Les cinq diables (Léa Mysius, 2022)
La antítesis de la película de Pereda, pero una muestra más de la reclusión del fantástico a los aposentos designados por el drama, es Les cinq diables (Léa Mysius, 2022). Bien rodada, con una espléndida fotografía de Paul Guilhaume —suyo es otro de los mejores trabajos del año, París, Distrito 13 (Les Olympiades, Jacques Audiard)— cuyo rango de sombras permite lucirse a los actores en planos medios, todos sus recursos se concentran en la (de)construcción meticulosa de un trauma.
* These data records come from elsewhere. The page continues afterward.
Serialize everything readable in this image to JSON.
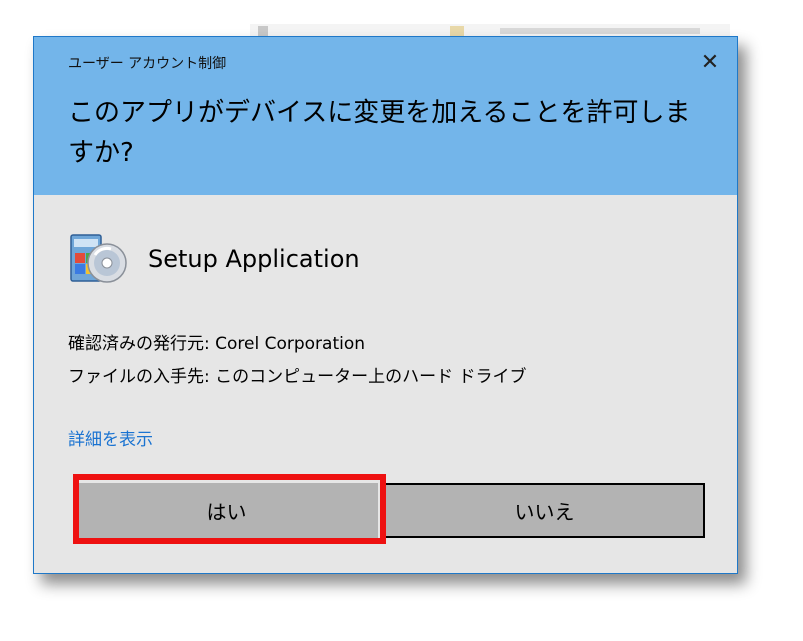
{
  "dialog": {
    "caption": "ユーザー アカウント制御",
    "close_glyph": "✕",
    "question": "このアプリがデバイスに変更を加えることを許可しますか?",
    "app_name": "Setup Application",
    "publisher_line": "確認済みの発行元: Corel Corporation",
    "origin_line": "ファイルの入手先: このコンピューター上のハード ドライブ",
    "details_link": "詳細を表示",
    "yes_button": "はい",
    "no_button": "いいえ"
  },
  "icons": {
    "close": "close-icon",
    "app": "setup-disc-icon"
  },
  "colors": {
    "header_bg": "#73b5ea",
    "body_bg": "#e6e6e6",
    "link": "#1a73d1",
    "button_bg": "#b3b3b3",
    "highlight": "#ee1111",
    "border": "#1f78c8"
  }
}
Coherentemente, su montaje concéntrico no converge al final, sino en una escena de karaoke entre Adèle Exarchopoulos y Swala Emati que permanece en el recuerdo con la inestimable ayuda del clásico de Bonnie Tyler Total Eclipse of the Heart. Entre los pliegues se pierde su vertiente de brujería, temática que, como puede apreciarse en estas crónicas, en poco más de un año ha pasado de revitalizar el género con títulos como Hellbender (John Adams, Zelda Adams y Toby Poser, 2021) o The Old Ways (Christopher Alender, 2020) a constituirse en mera herramienta diegética o, en el peor de los casos, en caballo de Troya de discursos normativos camuflados de reivindicación. Tampoco la francesa Jacky Caillou (Lucas Delangle, 2022) auguraba mejor trato de la licantropía, al contarse entre los trabajos de Sitges 2022 que rechazaban cierta codificación (la del fantástico) para abrazar otra más prestigiosa (la del drama naturalista), planteamiento con el que de todas formas no había llegado mucho más lejos que a la sección ACID de Cannes. Pero Delangle se atreve a llevar conceptos manidos —la licantropía como manifestación incontrolable de la naturaleza, la magia como acceso secreto a esta— a extremos contraculturales, concluyendo que no son tus ideales declarados ni tu teórica identidad percibida lo que te define, sino tus actos. Lo turbador de Jacky Caillou no son los prodigios de curandero o las transformaciones sobrenaturales a las que asistimos en los bellos parajes alpinos. Es el rostro inocente de Thomas Parigi, sin una mueca de resentimiento, contagiando a la cámara su determinación a hacer el Bien. Porque es lo natural.
II.
La profusión de dramas con estribaciones en el fantástico, abandonando este su carácter vehicular de inquietudes para devenir mero condimento expresivo, obliga a preguntarse por la percepción del género en la esfera artística, y acaso a concluir que no ha habido época en que gozara de mayor reputación y de menor respeto que la actual. Al menos así lo daba a entender el film de clausura Bones and All (Luca Guadagnino, 2022), cuya clasificación “R” equivale a calarse la gorra hacia atrás para alguien como su autor. Envalentonado por su previa y más ambiciosa aproximación al terror en Suspiria (2018), Guadagnino se atreve a utilizar la temática caníbal —o vampírica, si juzgamos por sus tropos— como excusa para rodar planos bonitos de jóvenes guapos, enamorados y estúpidos (indiscutible casting de Taylor Russell y Timothée Chalamet), sacudidos por una violencia que el cineasta atribuye a la era Reagan, nuevo fetiche de aquellos autores que desean exhibir conciencia política vencido el mandato de Donald Trump —Guadagnino no se rebaja a hablar de política nacional como Bellocchio—. La única escena perturbadora de la película, protagonizada por un Michael Stuhlbarg ducho en caracterizaciones de monstruo, descarta que el suyo sea un problema de talento, sino, a semejanza de sus personajes, de voracidad por la imagen hasta el extremo de canibalizar el discurso fílmico. Guadagnino se pasea por los géneros como los turistas por los monumentos, pensando que nadie los ha visto antes con la misma sensibilidad que él y abandonándolos tras robarles las imágenes que le interesan.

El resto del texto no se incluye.